Relishing in their victory at La Bahía, the Republican Army of the North, now under the tutelage of Col. Samuel Kemper, followed in pursuit of Governor Manuel Salcedo and his Royalist army as the retreated north to San Antonio.
On the 29th of March 1813, Col. Kemper and the entire Republican army arrived on the outskirts of San Antonio. As they were marching along Salado Creek, their scouts detected a Royalist ambush in waiting. The result was a short but furious battle in which the Republicans defeated Gov. Salcedo’s troops once again.
The spoils of victory included the capture of more than 1,200 Royalist troops, six cannons, weapons, powder, ammunition, and upwards of 1,000 horses and mules.

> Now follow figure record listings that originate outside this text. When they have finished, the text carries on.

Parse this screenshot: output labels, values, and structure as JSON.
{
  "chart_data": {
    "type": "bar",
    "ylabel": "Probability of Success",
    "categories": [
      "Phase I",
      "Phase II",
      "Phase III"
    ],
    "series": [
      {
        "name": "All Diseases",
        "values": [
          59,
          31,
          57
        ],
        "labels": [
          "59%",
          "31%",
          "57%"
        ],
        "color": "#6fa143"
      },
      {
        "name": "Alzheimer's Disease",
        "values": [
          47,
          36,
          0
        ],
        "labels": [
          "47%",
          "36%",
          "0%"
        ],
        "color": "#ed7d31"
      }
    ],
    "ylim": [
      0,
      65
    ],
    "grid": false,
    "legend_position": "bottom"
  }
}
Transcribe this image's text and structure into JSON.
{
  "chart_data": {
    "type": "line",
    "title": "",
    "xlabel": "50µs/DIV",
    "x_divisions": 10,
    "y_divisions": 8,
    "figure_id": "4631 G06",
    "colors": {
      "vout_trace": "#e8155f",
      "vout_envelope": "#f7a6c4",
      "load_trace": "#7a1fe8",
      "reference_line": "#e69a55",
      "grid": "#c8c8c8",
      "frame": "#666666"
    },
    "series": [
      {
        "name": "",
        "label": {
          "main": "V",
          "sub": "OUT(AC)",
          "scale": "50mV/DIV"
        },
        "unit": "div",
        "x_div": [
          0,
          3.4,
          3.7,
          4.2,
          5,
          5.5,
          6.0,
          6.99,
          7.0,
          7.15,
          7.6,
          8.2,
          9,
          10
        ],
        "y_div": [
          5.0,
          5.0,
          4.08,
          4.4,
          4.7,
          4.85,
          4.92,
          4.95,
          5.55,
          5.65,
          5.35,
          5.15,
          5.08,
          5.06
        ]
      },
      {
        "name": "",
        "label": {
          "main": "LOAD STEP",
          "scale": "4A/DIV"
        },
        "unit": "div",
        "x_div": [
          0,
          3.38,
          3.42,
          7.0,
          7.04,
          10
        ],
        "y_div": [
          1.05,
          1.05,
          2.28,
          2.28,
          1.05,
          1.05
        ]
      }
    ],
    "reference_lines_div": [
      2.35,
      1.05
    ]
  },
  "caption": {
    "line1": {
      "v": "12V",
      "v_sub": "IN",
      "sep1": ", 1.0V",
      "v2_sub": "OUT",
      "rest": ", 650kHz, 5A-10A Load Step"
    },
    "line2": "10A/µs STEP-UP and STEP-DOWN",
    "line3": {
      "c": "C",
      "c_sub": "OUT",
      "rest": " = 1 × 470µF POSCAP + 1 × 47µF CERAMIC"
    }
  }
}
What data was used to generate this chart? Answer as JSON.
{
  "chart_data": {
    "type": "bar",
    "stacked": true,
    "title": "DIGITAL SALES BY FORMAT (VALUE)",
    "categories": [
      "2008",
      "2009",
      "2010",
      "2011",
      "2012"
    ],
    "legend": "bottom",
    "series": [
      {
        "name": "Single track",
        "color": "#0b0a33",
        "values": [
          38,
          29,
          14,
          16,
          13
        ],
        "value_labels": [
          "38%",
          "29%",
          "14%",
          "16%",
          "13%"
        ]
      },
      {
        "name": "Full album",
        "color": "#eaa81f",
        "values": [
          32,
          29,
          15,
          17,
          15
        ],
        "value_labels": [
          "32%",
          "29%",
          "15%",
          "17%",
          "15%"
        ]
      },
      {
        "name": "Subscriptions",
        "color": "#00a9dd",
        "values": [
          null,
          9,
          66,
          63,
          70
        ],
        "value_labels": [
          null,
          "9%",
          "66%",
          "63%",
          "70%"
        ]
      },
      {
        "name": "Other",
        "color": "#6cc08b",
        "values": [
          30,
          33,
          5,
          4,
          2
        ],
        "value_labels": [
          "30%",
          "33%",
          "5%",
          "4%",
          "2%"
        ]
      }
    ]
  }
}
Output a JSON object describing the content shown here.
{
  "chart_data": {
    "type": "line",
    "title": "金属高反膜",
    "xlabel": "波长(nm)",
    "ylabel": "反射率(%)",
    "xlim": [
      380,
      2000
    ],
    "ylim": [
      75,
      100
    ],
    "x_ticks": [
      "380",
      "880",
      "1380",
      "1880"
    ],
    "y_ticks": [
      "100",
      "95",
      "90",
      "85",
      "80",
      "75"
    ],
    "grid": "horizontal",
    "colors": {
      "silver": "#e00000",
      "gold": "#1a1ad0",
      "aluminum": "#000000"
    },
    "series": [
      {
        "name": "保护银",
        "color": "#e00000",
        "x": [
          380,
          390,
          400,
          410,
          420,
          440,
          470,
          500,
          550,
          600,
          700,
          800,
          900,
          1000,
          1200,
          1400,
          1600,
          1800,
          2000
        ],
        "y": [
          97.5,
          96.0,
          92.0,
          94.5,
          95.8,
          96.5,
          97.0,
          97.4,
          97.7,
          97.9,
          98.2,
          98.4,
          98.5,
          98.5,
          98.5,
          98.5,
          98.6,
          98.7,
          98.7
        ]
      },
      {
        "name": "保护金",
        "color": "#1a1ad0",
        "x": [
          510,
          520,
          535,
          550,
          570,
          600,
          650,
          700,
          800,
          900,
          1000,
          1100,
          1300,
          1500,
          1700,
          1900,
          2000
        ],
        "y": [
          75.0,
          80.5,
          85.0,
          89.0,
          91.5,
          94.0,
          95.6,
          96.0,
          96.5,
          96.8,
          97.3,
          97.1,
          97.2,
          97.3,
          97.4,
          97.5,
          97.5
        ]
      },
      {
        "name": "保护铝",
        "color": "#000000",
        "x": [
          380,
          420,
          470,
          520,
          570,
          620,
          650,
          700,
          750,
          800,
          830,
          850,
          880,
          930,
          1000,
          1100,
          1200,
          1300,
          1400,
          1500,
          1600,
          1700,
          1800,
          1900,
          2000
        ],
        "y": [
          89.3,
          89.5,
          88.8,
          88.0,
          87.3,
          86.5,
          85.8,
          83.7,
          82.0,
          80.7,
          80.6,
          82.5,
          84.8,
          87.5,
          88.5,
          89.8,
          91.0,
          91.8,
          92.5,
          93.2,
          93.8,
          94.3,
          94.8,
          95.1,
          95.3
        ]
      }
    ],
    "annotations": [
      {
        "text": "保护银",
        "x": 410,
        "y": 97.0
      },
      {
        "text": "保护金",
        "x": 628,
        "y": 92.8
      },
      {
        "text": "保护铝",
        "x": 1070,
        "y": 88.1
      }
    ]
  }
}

A number of Kemper’s men displayed tremendous bravery in battle - most notably, an American, Lt. Col. Ross, who engaged in a gritty and bloody act of hand to hand fighting with the use of his sabre. It should also be noted that Bernardo Gutiérrez de Lara, the de facto leader and organizer from the beginning, surrounded himself with several guards and observed from a post in the rear. If nothing else, he was at least consistent.
More important than material spoils of war, however, was what happened next. The following day, Col. Kemper approached Gov. Salcedo to negotiate terms of surrender. Naturally, Salcedo had a long list of terms he wanted met before he would consider surrendering. But after much talk and no progress, Salcedo eventually accepted the terms of an unconditional surrender for the sake of the city and its inhabitants.
Upon surrender, Gov. Salcedo, along with his officers, was taken prisoner and given assurances by Kemper and the Americans that their lives would be spared and that they would be paroled to Matagorda in order to board a vessel home. Bernardo Gutiérrez de Lara, however, had other ideas. Gutiérrez helped persuade the Americans to send the prisoners to La Bahía, where they could be more safely guarded while awaiting passage on a ship. Having been assured by Gutiérrez and others, Kemper and the Americans agreed.
On April 3, 1813, Gov. Salcedo and 12 Royalist officers were marched out of San Antonio en route to La Bahía. In charge were Antonio Delgado, Pedro Prado and Francisco Ruiz, all former members of the Royalist forces. Just a few miles out of town, the prisoners were halted. They were dismounted, denuded, and their possessions stolen. Their guards executed them one by one, cutting their throats, and in some instances beheading them.
Gov. Salcedo suffered the most. Before being killed, he endured the agony of having his tongue cut out of his mouth. None of the prisoners were allowed last words or the opportunity for last rites. Their bloodied and headless corpses were left unburied and abandoned to rot.
When the executioners returned with word of their deed, many of the Republicans were pleased and ecstatic. For most of the Americans, however, this was repulsive and they reacted by returning to the site and burying the slain Spaniards. Unable to accept what had happened, Col. Kemper, along with a number of other Americans, decided to take leave and returned home.
For the remaining Republicans, the day seemed a fine one. It was a day of victory and celebration. The capital belonged to the Republicans and Texas would forever be free of the control of the mighty Spanish empire. However, this elation would soon pass.